Suresh suggested DFS, MRA pointed out that it's not clear that works. Here's my attempt at a solution following that thread of comments. If the graph has $m$ edges, $n$ nodes, and $p$ paths from the source $s$ to the target $t$, then the algorithm below prints all paths in time $O((np+1)(m+n))$. (In particular, it takes $O(m+n)$ time to notice that there is no path.)
The idea is very simple: Do an exhaustive search, but bail early if you've gotten yourself into a corner.
Without bailing early, MRA's counter-example shows that exhaustive search spends $\Omega(n!)$ time even if $p=1$: The node $t$ has only one adjacent edge and its neighbor is node $s$, which is part of a complete (sub)graph $K_{n-1}$.

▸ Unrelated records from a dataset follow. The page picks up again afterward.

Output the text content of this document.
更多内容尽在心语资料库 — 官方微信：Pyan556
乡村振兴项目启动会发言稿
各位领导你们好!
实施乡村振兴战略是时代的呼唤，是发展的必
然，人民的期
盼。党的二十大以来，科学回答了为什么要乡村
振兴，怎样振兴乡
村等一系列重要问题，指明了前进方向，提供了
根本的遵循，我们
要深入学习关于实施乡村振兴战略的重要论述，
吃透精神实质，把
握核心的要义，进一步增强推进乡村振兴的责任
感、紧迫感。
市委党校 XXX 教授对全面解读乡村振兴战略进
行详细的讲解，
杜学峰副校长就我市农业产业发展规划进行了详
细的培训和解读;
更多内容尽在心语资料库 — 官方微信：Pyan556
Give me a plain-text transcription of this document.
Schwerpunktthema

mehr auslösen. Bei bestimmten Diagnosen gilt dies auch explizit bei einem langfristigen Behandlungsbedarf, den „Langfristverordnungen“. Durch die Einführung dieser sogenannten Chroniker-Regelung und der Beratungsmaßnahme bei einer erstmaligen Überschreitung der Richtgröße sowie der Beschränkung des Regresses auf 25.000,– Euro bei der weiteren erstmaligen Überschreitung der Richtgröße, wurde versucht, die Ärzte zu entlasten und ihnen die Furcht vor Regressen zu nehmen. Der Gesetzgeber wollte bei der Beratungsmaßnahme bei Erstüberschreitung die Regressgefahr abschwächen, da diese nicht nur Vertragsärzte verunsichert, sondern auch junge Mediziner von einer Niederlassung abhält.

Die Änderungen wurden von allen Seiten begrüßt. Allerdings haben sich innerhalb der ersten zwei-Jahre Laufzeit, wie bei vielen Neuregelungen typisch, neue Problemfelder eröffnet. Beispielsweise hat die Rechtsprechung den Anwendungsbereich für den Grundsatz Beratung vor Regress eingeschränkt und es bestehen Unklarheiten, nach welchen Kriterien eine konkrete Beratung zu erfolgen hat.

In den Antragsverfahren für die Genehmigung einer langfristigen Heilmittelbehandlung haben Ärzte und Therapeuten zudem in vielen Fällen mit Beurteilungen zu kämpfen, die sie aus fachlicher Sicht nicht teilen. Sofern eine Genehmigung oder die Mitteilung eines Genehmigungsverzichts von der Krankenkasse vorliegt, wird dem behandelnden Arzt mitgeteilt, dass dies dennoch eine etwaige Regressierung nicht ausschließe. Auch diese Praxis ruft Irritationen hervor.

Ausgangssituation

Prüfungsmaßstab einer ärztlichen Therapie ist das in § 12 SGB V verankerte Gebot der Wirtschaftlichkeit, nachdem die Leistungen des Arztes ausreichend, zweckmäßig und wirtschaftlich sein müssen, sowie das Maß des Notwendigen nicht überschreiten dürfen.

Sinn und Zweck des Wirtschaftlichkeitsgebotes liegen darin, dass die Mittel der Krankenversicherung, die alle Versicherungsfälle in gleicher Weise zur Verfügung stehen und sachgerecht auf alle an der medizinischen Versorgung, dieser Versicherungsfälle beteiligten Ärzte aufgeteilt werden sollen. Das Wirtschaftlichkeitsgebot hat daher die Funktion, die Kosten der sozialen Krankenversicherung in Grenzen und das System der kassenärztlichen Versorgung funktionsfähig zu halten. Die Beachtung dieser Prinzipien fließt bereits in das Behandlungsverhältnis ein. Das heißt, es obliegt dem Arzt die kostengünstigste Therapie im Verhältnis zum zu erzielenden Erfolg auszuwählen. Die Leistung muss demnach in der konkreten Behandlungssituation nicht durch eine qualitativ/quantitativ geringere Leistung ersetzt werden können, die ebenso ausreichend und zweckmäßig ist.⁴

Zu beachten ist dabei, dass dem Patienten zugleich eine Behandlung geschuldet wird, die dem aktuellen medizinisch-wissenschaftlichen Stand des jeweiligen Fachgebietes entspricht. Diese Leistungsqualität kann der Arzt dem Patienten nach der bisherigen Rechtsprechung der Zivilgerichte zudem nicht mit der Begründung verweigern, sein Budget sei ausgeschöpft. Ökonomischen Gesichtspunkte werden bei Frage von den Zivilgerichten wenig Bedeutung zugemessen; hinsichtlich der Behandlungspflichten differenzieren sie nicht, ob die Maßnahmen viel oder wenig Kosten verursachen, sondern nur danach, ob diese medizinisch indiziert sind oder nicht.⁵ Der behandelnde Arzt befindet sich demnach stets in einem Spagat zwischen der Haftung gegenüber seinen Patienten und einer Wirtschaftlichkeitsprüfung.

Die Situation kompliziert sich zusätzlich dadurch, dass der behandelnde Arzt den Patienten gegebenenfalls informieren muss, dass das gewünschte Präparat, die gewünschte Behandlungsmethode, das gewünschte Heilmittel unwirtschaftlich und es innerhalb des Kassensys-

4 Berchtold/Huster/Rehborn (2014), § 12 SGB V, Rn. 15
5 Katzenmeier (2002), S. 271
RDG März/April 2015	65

Push s on the path stack and call search(s):
path // is a stack (initially empty)
seen // is a set
def stuck(x)
if x == t
return False
for each neighbor y of x
if y not in seen
insert y in seen
if !stuck(y)
return False
return True
def search(x)
if x == t
print path
return
seen = set(path)
if stuck(x)
return
for each neighbor y of x
if y not in path:
push y on the path
search(y)
pop y from the path
Here search does the exhaustive search and stuck could be implemented in DFS style (as here) or in BFS style.